By Rick Rogers– Military Headline News
* A Florida lawyer has written Congress alleging that some veterans are falsifying Department of Veterans Affairs benefit claims for sleep apnea.
Attorney Michael Webster says the abuse is widespread.
Compensation for the disorder now tops $1.2 billion a year, according the VA, and goes to double the number of veterans it did of just three years ago.
* Orange County California agreed to pay the family of a Southern California service member killed by one of its police officers $4.4 million to settle an excessive-force case.
Camp Pendleton Marine Sgt. Manuel Loggins, Jr. was shot to death Feb. 7, 2012.
* Until now, troop cuts have focused on the lower ranks, but not for much longer.
Pentagon official say they plan to slash at least 144 generals and admirals in the coming years.
* A new State Department report says Iran is supporting terrorism at levels not seen in 20 years.
Other countries on the terrorism blacklist include: Cuba, Iran, Sudan and Syria.
* Three years in the making, the case of Army Pfc. Bradley Manning finally went to court-martial this week.
Manning is charged with the largest leak of classified documents in history. He is accused of sending some 700,000 Iraq and Afghanistan battlefield reports — as well as State Department cables — to the website WikiLeaks.

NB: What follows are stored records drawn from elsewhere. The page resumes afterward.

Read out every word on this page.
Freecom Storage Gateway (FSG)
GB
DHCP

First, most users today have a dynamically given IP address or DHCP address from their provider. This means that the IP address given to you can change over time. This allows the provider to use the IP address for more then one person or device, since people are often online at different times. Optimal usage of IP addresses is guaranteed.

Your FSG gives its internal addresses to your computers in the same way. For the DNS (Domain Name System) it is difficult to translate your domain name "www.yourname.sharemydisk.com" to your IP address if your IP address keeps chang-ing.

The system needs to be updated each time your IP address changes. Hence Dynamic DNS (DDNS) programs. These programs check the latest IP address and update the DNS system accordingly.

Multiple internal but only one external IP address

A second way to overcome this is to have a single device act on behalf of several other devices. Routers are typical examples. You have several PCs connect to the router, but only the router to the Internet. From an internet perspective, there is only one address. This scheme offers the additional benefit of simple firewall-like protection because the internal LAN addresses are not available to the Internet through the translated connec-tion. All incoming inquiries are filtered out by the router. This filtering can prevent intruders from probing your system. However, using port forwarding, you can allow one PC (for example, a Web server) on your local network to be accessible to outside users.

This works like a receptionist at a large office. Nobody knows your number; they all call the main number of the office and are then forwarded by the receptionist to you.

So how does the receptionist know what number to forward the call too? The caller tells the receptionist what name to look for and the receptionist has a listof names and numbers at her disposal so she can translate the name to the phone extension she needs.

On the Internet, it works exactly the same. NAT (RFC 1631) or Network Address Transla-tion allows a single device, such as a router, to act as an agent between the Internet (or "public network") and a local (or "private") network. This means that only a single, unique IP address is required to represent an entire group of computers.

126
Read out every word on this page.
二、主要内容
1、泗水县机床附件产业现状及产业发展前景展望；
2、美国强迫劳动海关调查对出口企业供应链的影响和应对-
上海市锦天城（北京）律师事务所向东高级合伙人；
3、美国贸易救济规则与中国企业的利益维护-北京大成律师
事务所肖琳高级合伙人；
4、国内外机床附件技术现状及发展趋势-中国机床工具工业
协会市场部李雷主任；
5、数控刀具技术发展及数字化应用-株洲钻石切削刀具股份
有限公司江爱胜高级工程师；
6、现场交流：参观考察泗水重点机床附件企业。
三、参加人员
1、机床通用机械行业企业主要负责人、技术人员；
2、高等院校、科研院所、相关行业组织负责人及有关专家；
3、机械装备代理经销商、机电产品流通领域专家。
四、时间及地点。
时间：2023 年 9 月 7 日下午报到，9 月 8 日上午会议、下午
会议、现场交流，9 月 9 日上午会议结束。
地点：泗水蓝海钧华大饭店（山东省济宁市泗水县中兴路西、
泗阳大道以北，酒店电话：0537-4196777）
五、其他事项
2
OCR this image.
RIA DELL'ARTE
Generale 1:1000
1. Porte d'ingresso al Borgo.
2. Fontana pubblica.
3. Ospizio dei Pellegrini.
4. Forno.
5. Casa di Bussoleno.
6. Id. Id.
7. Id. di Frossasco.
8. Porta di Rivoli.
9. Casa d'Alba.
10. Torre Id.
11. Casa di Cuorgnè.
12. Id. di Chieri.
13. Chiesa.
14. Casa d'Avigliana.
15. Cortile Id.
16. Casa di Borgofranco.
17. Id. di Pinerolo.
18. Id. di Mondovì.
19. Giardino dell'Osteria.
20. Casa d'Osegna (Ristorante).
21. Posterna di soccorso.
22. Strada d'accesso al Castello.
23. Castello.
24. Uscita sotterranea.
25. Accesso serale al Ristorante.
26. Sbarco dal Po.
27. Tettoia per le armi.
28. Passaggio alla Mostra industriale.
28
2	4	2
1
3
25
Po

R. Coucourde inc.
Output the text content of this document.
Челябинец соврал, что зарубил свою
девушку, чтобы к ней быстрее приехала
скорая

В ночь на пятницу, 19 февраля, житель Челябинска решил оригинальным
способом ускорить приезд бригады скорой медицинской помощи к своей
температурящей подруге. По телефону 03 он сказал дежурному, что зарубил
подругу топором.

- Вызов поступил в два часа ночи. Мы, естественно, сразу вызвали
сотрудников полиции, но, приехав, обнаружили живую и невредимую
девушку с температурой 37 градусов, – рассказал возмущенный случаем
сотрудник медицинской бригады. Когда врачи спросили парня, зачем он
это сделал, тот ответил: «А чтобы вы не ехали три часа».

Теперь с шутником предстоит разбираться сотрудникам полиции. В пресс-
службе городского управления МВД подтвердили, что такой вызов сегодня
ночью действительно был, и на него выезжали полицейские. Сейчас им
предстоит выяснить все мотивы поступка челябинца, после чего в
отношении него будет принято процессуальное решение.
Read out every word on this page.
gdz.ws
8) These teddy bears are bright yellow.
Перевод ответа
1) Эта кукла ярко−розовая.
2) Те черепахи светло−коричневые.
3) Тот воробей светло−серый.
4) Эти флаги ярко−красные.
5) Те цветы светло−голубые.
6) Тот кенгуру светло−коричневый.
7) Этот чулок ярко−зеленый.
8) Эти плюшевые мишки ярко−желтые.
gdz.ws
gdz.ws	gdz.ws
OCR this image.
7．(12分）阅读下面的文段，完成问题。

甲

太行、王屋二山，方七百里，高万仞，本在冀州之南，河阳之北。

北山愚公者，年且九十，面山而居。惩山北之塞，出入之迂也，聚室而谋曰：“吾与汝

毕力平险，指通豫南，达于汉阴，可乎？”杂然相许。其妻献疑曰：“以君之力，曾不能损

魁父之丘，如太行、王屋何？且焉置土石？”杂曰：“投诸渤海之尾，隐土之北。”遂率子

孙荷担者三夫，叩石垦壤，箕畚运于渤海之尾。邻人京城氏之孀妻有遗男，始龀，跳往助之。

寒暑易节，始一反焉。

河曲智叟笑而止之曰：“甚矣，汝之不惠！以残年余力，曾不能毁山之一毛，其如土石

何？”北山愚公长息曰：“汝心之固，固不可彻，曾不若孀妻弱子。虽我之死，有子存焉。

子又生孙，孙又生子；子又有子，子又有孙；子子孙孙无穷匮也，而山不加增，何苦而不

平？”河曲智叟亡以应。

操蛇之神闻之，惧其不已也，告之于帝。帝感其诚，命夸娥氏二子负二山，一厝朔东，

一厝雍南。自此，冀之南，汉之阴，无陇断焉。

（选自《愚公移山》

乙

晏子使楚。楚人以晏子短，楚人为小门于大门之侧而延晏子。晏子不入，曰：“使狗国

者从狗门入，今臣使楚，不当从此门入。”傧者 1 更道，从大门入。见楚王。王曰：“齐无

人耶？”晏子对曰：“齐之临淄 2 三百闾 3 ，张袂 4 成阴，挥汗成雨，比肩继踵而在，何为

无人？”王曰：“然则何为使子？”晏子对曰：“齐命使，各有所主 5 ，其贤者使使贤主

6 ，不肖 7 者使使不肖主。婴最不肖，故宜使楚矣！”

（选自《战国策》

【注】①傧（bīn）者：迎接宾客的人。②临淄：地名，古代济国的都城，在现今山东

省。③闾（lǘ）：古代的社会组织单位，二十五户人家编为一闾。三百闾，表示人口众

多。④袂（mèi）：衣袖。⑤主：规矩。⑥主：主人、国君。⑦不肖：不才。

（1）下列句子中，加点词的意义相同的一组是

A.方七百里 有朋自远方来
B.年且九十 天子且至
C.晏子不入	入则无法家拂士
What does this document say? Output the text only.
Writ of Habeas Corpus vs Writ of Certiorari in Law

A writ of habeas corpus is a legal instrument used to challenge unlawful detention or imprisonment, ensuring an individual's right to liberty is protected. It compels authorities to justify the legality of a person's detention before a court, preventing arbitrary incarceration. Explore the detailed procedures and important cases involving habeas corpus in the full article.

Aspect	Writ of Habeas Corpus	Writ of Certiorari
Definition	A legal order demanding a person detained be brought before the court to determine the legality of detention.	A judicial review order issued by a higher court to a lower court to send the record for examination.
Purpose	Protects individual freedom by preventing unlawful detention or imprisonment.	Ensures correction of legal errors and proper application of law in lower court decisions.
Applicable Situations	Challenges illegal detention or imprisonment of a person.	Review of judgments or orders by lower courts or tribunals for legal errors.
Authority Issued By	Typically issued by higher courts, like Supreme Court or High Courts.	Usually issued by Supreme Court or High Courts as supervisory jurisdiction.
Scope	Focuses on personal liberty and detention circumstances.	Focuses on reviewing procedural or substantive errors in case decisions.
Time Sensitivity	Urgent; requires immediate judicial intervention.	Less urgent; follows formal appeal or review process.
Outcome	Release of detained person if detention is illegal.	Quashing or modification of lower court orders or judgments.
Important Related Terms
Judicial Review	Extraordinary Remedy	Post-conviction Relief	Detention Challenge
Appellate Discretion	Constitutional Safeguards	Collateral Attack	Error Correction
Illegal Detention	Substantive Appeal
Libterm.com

The 25-year-old former intelligence analyst, who has pled guilty to some charges, could be sentenced to life in prison.
* The Pentagon’s most expensive weapons program ever now has a start date.
Versions of the F-35 Joint Strike Fighter are scheduled to be combat-ready starting in 2015 and ending in 2019.
The cost of the program has jumped nearly 70 percent in the last decade and now stands at about $391 billion.
* TRICARE will remain a health insurance option for some adult children of service members and retirees up to the age of 26
* Trivia question: What country is benefiting the most from Iraq’s current oil boom?
Here’s a hint, it’s not the county that bled driving Saddam Hussein from power or that has spent more than $1 trillion there.
China – not the United States – gets more than 10 million barrels of oil a week from the Persian Gulf nation.
Ironically, the U.S. military ensures that the oil keeps flowing to its chief economic and military rival.
* The Defense Department might keep substantial numbers of U.S. troops in Afghanistan past the announced general pullout date of 2014 in order to give the Afghans more time to build their forces.
* It’s once more illegal to lie about military medals.
Last summer the Supreme Court struck down the original Stolen Valor Act for being too broadly worded.
This week President Barack Obama signed a revised Stolen Valor Act into law. Lying about military decorations for personal gain can now result in a year in prison and a $100,000 fine.
* China, India and Pakistan have all added nukes to their arsenals in the past year, according to a Swiss research institute.
China now has about 250 nuclear weapons, while bitter enemies India and Pakistan have about 100 each. By comparison, the U.S. has about 7,700 nuclear weapons and Russia about 8,500.
* There’s a saying that there are no atheists in foxholes. Apparently there won’t be any in the military’s chaplain corps either.
Congressional lawmakers shot down an amendment that would have provided atheists serving in the military with their own chaplains.
* No more vehicle decals needed to enter Navy installations.
Starting next month, the Navy joins the Army and Air Force in doing away with windshield displays. ID cards, however, will still be checked at the gate.
* A House committee has voted to bar commanders from overturning convictions in rape and sexual assault cases.
The bill also requires those found guilty of sex-related crimes be – at a minimum — dismissed from military or dishonorably discharged.
The measure now goes before the full House for a vote.
* Army Staff Sgt. Robert Bales has pled guilty to killing 16 Afghan villagers in March 2012. The admission was made to avoid a possible death sentence.
The plea now goes to military review.
* Action film star Steven Segal has a new role.
Segal has reportedly agreed to star in commercials for a Russian arms maker.